Incredulous, I said, "There is no possible—"

"If you ladies are done bickering, would you kindly get out of the way?" Raoul grumbled, rapping his knuckles against the desk in impatience. He tossed two drawstring sacks at us. Raoul bent his head to his task, counting coins and doling them out from the pile to the next crewman with his hand outstretched.

Keith and I caught them, him untying it to peer inside. I pocketed my share, moving out of the way of the man behind me.

"Where's the rest?" Keith asked Raoul, dark brows slanting down in suspicion.

Raoul sighed. "If ye'd been listening, you would know." At Keith's glare, he begrudgingly elaborated, "Captain has the rest of the prize. You'll get your share."

Keith, dissatisfied but unwilling to make a fuss, stepped out of line. He turned to me, jingling the sack of coins.
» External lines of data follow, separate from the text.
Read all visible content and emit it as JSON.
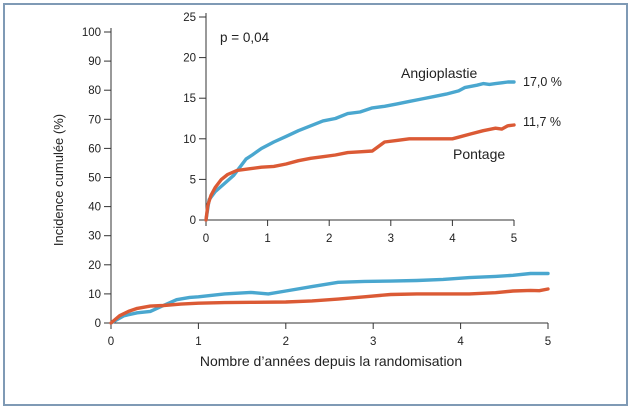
{
  "chart_data": {
    "type": "line",
    "colors": {
      "Angioplastie": "#4aa7cf",
      "Pontage": "#db5a35"
    },
    "main": {
      "ylabel": "Incidence cumulée (%)",
      "xlabel": "Nombre d’années depuis la randomisation",
      "xlim": [
        0,
        5
      ],
      "ylim": [
        0,
        100
      ],
      "x_ticks": [
        "0",
        "1",
        "2",
        "3",
        "4",
        "5"
      ],
      "y_ticks": [
        "0",
        "10",
        "20",
        "30",
        "40",
        "50",
        "60",
        "70",
        "80",
        "90",
        "100"
      ],
      "series": [
        {
          "key": "Angioplastie",
          "x": [
            0,
            0.15,
            0.3,
            0.45,
            0.6,
            0.75,
            0.9,
            1.0,
            1.3,
            1.6,
            1.8,
            2.0,
            2.3,
            2.6,
            2.9,
            3.2,
            3.5,
            3.8,
            4.1,
            4.4,
            4.6,
            4.8,
            5.0
          ],
          "y": [
            0,
            2.5,
            3.5,
            4.0,
            6.0,
            8.0,
            8.8,
            9.0,
            10.0,
            10.5,
            10.0,
            11.0,
            12.5,
            14.0,
            14.3,
            14.4,
            14.6,
            15.0,
            15.6,
            16.0,
            16.4,
            17.0,
            17.0
          ]
        },
        {
          "key": "Pontage",
          "x": [
            0,
            0.1,
            0.2,
            0.3,
            0.45,
            0.6,
            0.8,
            1.0,
            1.3,
            1.6,
            2.0,
            2.3,
            2.6,
            2.9,
            3.2,
            3.5,
            3.8,
            4.1,
            4.4,
            4.6,
            4.8,
            4.9,
            5.0
          ],
          "y": [
            0,
            2.5,
            4.0,
            5.0,
            5.8,
            6.0,
            6.5,
            6.8,
            7.0,
            7.1,
            7.2,
            7.6,
            8.2,
            9.0,
            9.8,
            10.0,
            10.0,
            10.0,
            10.4,
            11.0,
            11.2,
            11.1,
            11.7
          ]
        }
      ]
    },
    "inset": {
      "xlim": [
        0,
        5
      ],
      "ylim": [
        0,
        25
      ],
      "x_ticks": [
        "0",
        "1",
        "2",
        "3",
        "4",
        "5"
      ],
      "y_ticks": [
        "0",
        "5",
        "10",
        "15",
        "20",
        "25"
      ],
      "annotation": "p = 0,04",
      "series": [
        {
          "key": "Angioplastie",
          "name": "Angioplastie",
          "end_label": "17,0 %",
          "x": [
            0,
            0.05,
            0.15,
            0.3,
            0.45,
            0.55,
            0.65,
            0.75,
            0.9,
            1.1,
            1.3,
            1.5,
            1.7,
            1.9,
            2.1,
            2.3,
            2.5,
            2.7,
            2.9,
            3.1,
            3.3,
            3.5,
            3.7,
            3.9,
            4.1,
            4.2,
            4.4,
            4.5,
            4.6,
            4.7,
            4.8,
            4.9,
            5.0
          ],
          "y": [
            0,
            2.5,
            3.5,
            4.5,
            5.5,
            6.5,
            7.5,
            8.0,
            8.8,
            9.6,
            10.3,
            11.0,
            11.6,
            12.2,
            12.5,
            13.1,
            13.3,
            13.8,
            14.0,
            14.3,
            14.6,
            14.9,
            15.2,
            15.5,
            15.9,
            16.3,
            16.6,
            16.8,
            16.7,
            16.8,
            16.9,
            17.0,
            17.0
          ]
        },
        {
          "key": "Pontage",
          "name": "Pontage",
          "end_label": "11,7 %",
          "x": [
            0,
            0.03,
            0.08,
            0.15,
            0.25,
            0.35,
            0.5,
            0.7,
            0.9,
            1.1,
            1.3,
            1.5,
            1.7,
            1.9,
            2.1,
            2.3,
            2.5,
            2.7,
            2.9,
            3.1,
            3.3,
            3.5,
            3.7,
            3.9,
            4.0,
            4.1,
            4.3,
            4.5,
            4.7,
            4.8,
            4.9,
            5.0
          ],
          "y": [
            0,
            1.8,
            3.0,
            4.0,
            5.0,
            5.6,
            6.1,
            6.3,
            6.5,
            6.6,
            6.9,
            7.3,
            7.6,
            7.8,
            8.0,
            8.3,
            8.4,
            8.5,
            9.6,
            9.8,
            10.0,
            10.0,
            10.0,
            10.0,
            10.0,
            10.2,
            10.6,
            11.0,
            11.3,
            11.2,
            11.6,
            11.7
          ]
        }
      ]
    }
  }
}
"Shall we spend these coins, Zaina?" he asked me. "I hear Barton's pub has good game."

I arched a brow. "I'll come along. I still think you're mad," I added.

Keith scoffed, leading the way out of Barton's posh office. "I've at least three others who will swear to it that they overheard the same."

"Of course they'll back you," I replied somewhat caustically. "They're your friends."

Keith grinned toothily. "You're my friend, Zaina." He nudged me just a little too hard with his elbow.

"How comforting for me," I quipped.

Keith laughed, and trotted down the polished stairs. "Think of it as a man-to-man union. One that under no circumstances can be broken." He turned heel on the second to last step and gestured vaguely to me. "Obviously, that particular bond of friendship can't apply to you."

Striding past him and through the hall, I crossed my arms over my chest. I spun back around, a thought on the tip of my tongue. "So the others will side with you out of respect for union," I said the words with more than a hint of mockery. Keith snickered. "But you'll break that same union by telling me something said by another man in confidence?" I asked, spacing my words out to clarify.

Keith shrugged. "Kent's not a part of our crew. The rules don't apply to him."

I shook my head in disbelief. "I'm not sure you pirates understand the concept of rules altogether."

Keith's grin turned into a pout. "That's not true. Very fond of rules, we are. Code and all that."

I snorted. "Your own rules, maybe."

"Well, it's no fun following someone else's..."

As we stepped past the parlor, a slight movement through the open door distracted me, drawing my eye. I peeked in, curious, and nearly startled when I caught sight of a woman's back, bent over a table in the far corner. I only had a glimpse of her before she straightened and exited through a small, half-hidden door: A plain dress, an apron tie at the small of her back, hair wrapped tightly in cloth, a flash of dark eyes.

The strange moment passed, and I remembered myself. Curious, but ushered along by Keith, I left the house with an unsettling feeling in my stomach.